Stand: EL 119 – ET: 10/2019

Der Stpfl kann die Steuerermäßigung nach § 35a EStG für die unterschiedlichen begünstigten Tätigkeiten grundsätzlich nebeneinander in Anspruch nehmen. Sind ihm im VZ für eine haushaltsnahe geringfügige Beschäftigung (§ 35a Abs 1 EStG; > Rz 26 ff), für ein haushaltsnahes Beschäftigungsverhältnis, das keine geringfügige Tätigkeit ist, (§ 35a Abs 2 Satz 1 Alt 1 EStG; > Rz 30 ff) oder für die Inanspruchnahme haushaltsnaher gewerblicher Dienstleistungen (§ 35a Abs 2 Satz 1 Alt 2, Satz 2 EStG; > Rz 40 ff) Aufwendungen entstanden, wird die Steuerermäßigung nach § 35a Abs 1 EStG und § 35a Abs 2 EStG gewährt; ebenso kommt für Handwerkerarbeiten die Steuerermäßigung (§ 35a Abs 3 EStG) zusätzlich in Betracht (> Handwerkerleistungen).

 

Beispiel 1:

A hat B im VZ 01 zunächst als Putzhilfe im Rahmen einer geringfügigen Beschäftigung (§ 35a Abs 1 EStG) beschäftigt. Nachdem sich herausgestellt hat, dass B noch eine weitere Putzstelle in einem Privathaushalt hat und dort ein Beschäftigungsverhältnis iSv § 8a SGB IV unterhalten wird, ist A mit B ein beitragspflichtiges Beschäftigungsverhältnis (§ 35a Abs 2 Satz 1 Alt 1 EStG) eingegangen. Sowohl die Aufwendungen, die A im Rahmen des Beschäftigungsverhältnisses nach § 35a Abs 1 EStG als auch nach Abs 2 Satz 1 Alt 1 entstanden sind, kommen für eine Steuerermäßigung in Betracht.

 

Beispiel 2:

C beschäftigt im VZ 2019 während der ersten 8 Monate D als geringfügig Beschäftigte. D reinigt wöchentlich die von C selbstgenutzte Wohnung.
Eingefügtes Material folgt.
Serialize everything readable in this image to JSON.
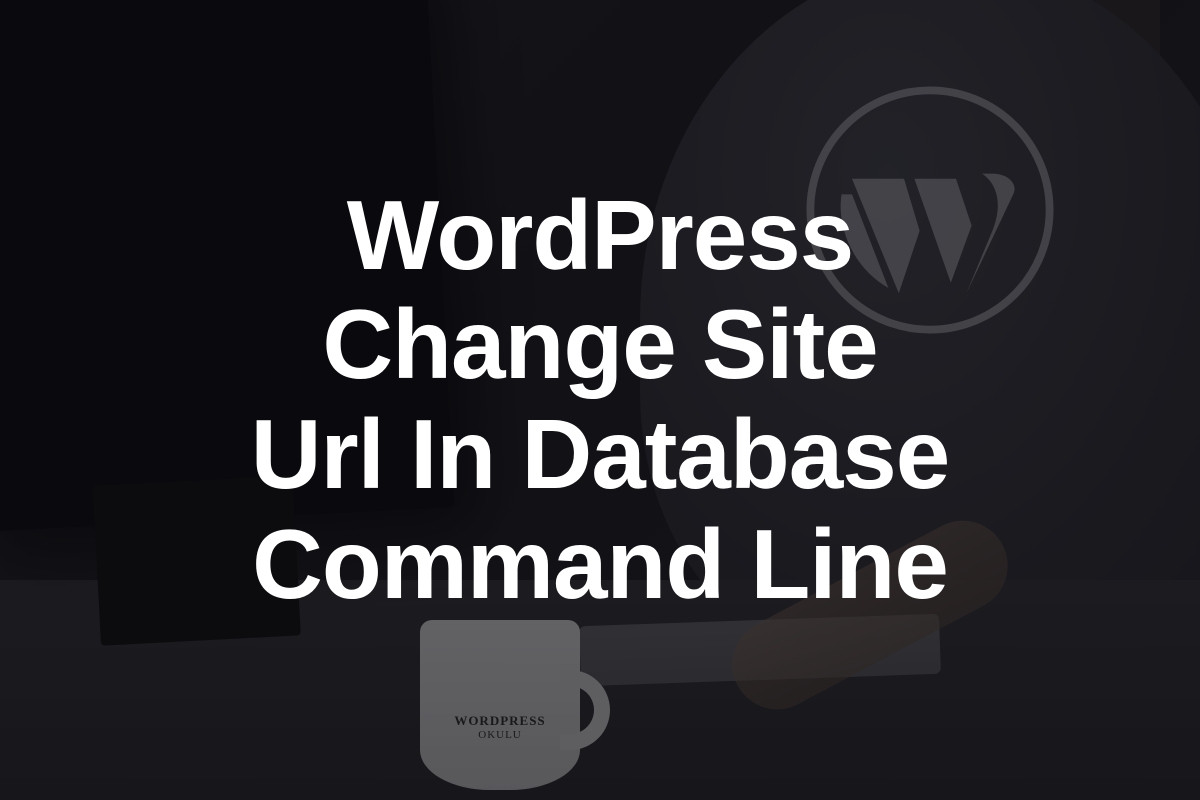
{
  "hero": {
    "title_line1": "WordPress",
    "title_line2": "Change Site",
    "title_line3": "Url In Database",
    "title_line4": "Command Line"
  },
  "mug": {
    "line1": "WORDPRESS",
    "line2": "OKULU"
  },
  "logo": {
    "name": "wordpress"
  },
  "colors": {
    "text": "#ffffff",
    "overlay": "rgba(10,10,14,0.62)",
    "mug": "#f2f2f2"
  }
}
C zahlt D einen monatlichen Arbeitslohn von 300 EUR. Die gesamten Lohnkosten im VZ 2019 betragen – einschließlich einer Sonderzahlung des C – 2 700 EUR. Nachdem D sich selbständig gemacht hat, erbringt sie haushaltsnahe Dienstleistungen für die letzten vier Monate des Jahres; die monatliche Rechnung weist eine Forderung von 400 EUR aus. C hat außerdem im September 2019 den ortsansässigen Handwerker M mit der Renovierung seiner Wohnräume beauftragt. M hat ihm dafür Arbeitskosten von 900 EUR einschließlich USt in Rechnung gestellt, die C auf das Konto von M überwiesen hat.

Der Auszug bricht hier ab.